Because unlike the PC or linux which access the card via USB (which looks to need a FAT file system) his Arduino solution is using spi to read individual blocks from the SD card. Doesn’t care about the fat file system. He already knows he can read at least some of the blocks (probably not all) on the Arduino, he just needs to get the data in to usable format via python. It may be easiest to find a python 2.7 version (or change
change the line

#!/usr/bin/python

to

#!/usr/bin/python2

(which if both versions are in fact present may run 2.7 for him).

Peter

Realize all that… Infact, fiddled around with this on a bad card. On with my day. BUT I do wish you guys good luck playing around.

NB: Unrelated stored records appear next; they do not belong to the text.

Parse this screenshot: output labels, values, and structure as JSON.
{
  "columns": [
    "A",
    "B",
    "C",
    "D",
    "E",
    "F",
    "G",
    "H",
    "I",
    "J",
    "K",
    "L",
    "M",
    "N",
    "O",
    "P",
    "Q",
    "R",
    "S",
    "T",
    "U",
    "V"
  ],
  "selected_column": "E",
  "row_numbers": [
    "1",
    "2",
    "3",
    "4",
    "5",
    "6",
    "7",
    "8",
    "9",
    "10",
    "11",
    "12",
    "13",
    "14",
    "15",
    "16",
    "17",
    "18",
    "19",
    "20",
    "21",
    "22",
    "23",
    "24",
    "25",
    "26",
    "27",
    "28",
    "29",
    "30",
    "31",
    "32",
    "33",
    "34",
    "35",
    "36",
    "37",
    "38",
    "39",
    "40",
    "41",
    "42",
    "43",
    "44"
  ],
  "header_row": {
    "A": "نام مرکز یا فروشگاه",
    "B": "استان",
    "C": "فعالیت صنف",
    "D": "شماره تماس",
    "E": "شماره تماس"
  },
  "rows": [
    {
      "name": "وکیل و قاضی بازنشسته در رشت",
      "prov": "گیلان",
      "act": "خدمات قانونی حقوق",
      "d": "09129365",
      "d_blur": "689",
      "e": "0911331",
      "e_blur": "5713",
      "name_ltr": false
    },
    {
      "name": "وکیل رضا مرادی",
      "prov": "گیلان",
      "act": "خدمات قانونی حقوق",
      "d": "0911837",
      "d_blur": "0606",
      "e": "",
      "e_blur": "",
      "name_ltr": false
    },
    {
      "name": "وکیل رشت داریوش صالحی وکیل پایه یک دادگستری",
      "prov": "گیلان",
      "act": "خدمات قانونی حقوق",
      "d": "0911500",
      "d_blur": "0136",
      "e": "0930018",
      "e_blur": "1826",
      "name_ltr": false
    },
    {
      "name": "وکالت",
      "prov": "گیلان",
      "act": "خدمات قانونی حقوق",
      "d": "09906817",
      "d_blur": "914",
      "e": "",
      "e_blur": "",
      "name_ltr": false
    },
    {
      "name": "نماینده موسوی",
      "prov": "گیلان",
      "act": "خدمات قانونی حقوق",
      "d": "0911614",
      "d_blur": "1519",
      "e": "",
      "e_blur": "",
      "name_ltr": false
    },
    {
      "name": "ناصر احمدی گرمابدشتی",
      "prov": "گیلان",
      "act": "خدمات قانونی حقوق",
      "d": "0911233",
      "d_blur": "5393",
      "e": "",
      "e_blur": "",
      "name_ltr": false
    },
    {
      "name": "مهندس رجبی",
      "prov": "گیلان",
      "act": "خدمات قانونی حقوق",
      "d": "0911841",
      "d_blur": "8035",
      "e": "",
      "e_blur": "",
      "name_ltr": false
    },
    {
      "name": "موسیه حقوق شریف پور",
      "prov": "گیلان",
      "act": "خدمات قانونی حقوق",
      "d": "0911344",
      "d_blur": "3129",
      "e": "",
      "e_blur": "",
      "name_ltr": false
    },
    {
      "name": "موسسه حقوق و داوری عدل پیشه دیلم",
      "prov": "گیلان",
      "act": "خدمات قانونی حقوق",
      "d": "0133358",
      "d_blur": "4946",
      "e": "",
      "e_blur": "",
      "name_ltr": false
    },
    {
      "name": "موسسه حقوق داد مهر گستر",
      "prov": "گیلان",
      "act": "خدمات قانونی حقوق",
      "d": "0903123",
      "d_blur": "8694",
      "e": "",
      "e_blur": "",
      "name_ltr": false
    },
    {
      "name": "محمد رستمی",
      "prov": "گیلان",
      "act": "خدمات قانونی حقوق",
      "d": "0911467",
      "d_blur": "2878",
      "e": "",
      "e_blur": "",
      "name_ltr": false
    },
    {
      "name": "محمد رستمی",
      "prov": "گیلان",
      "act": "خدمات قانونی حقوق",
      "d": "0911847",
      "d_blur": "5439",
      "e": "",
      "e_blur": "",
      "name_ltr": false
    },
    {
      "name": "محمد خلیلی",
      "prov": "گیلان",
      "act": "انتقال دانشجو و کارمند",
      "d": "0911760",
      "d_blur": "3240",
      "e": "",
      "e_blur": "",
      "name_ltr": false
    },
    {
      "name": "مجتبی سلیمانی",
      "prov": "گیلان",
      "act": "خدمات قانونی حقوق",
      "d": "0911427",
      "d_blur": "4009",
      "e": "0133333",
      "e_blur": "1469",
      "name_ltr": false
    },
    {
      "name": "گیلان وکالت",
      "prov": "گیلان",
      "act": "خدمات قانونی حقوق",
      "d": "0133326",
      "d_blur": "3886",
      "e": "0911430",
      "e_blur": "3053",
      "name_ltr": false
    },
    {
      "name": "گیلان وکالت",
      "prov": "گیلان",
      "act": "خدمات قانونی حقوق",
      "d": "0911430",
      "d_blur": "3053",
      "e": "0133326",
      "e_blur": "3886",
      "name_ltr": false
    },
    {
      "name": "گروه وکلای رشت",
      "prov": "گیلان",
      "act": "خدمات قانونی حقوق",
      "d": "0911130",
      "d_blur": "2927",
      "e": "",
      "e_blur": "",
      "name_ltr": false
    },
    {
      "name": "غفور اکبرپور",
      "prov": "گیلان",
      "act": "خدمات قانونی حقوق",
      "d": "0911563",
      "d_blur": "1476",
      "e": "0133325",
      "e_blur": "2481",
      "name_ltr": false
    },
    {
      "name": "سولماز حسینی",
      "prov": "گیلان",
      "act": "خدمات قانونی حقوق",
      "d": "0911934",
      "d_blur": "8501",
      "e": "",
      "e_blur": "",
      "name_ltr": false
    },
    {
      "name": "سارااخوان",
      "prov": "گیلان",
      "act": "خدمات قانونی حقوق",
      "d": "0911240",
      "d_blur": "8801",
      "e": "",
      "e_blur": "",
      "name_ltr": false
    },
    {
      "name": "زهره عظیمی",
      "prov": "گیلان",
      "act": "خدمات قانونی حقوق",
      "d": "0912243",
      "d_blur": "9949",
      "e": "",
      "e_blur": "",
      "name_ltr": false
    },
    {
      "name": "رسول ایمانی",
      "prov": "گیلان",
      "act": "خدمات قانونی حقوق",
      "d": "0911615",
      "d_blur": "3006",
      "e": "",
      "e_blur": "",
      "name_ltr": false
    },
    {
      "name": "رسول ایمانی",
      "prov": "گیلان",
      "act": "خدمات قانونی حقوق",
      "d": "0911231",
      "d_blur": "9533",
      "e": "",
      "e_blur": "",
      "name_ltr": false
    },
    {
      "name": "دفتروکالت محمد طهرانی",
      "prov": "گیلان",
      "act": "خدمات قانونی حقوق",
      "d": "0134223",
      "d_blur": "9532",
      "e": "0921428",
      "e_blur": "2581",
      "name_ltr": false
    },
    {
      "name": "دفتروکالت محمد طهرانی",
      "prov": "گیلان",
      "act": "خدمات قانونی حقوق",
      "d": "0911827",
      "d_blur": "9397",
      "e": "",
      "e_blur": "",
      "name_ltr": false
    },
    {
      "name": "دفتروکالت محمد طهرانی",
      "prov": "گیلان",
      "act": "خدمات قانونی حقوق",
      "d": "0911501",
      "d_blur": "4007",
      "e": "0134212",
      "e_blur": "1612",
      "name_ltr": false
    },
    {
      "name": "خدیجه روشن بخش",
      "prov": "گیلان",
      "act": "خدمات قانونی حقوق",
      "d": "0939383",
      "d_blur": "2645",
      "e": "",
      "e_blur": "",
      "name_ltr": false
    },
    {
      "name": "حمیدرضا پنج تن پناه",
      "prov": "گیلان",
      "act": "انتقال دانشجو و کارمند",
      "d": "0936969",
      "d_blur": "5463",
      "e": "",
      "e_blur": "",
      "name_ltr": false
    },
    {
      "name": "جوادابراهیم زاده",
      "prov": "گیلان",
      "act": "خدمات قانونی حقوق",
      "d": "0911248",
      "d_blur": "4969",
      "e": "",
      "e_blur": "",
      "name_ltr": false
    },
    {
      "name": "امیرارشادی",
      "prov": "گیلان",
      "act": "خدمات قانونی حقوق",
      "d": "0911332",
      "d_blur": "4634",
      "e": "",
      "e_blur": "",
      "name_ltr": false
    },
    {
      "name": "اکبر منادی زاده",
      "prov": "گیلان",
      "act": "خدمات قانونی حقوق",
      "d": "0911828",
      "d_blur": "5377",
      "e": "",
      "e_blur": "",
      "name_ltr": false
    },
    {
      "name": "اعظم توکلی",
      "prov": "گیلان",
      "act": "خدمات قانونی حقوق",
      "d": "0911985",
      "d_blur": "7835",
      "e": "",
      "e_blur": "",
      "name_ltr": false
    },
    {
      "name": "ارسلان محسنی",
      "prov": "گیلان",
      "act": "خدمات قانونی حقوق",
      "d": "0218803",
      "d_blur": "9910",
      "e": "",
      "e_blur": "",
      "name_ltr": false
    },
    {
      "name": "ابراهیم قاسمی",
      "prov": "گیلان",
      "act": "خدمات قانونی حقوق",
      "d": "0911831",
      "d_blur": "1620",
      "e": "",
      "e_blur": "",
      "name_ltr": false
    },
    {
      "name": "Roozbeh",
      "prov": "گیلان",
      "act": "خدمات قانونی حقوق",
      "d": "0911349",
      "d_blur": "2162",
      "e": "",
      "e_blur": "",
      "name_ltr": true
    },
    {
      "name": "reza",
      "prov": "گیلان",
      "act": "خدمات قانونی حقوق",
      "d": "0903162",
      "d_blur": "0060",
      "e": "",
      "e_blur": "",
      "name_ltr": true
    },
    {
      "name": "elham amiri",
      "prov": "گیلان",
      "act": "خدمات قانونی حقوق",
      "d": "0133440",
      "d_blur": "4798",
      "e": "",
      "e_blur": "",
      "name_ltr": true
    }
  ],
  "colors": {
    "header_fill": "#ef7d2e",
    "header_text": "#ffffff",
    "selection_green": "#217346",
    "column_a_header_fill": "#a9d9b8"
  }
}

It should be educational about why proper backup procedures are useful :slight_smile: , but I think he is mostly there other than lack of experience with python. There seem to be tools available to recover the fat file system (or some of it) if spi will read the blocks.

Peter

I’d say if you have the time to put into figuring it out. DO IT! It’s always great to learn something new and come away with a win!! :smiley: :smiley:

If you do find success, make sure you post what you did for everyone. I’d be interested to hear the outcome. This could be very useful in certain situations. The card I tried, is just simply dead :frowning: I was hoping for a quick win myself.

Thank you for all the input.

Can anyone who is fluent with arduino make the files closed fix because I would not like to get stuck in middle of recovery the file is sd_recovery_files.ino
available at github in my first post
bug description github.com/tiefpunkt/arduino_sd_recovery/issues/1

Thank you, this would be very helpful for everyone. So far I found nobody to fix the code, and I’m too stupid to do it myself.

I don’t think “too stupid” is accurate, more like “not experienced enough yet”. That said this may fix your problem:

void readDirectory(File dir, String folder) {
  boolean files = true;
  while(files) {
    File entry =  dir.openNextFile();
    if (! entry) {
      files = false;
      entry.close();
    } else {
      if (entry.isDirectory()) {
        String folder_new = folder;
        folder_new += entry.name();
        folder_new += "/";
        entry.close();
        readDirectory(entry, folder_new);
      } else {
        outputFile(entry, folder);
      }
    }
    entry.close();
    }
  }

The added entry.close() statements close the file handles after use which may help. The python code really does need python2 (or more work than I’m prepared to do right now) as there are more problems than just the brackets on print. I don’t have an Arduino ide up at the moment so I don’t know if this even compiles but it should. I think that once you get that “done” from the arduino you should see a stream of data from the arduino on the serial output console (assuming the SD card is in the reader when you load the sketch) the same as when you ran cardinfo.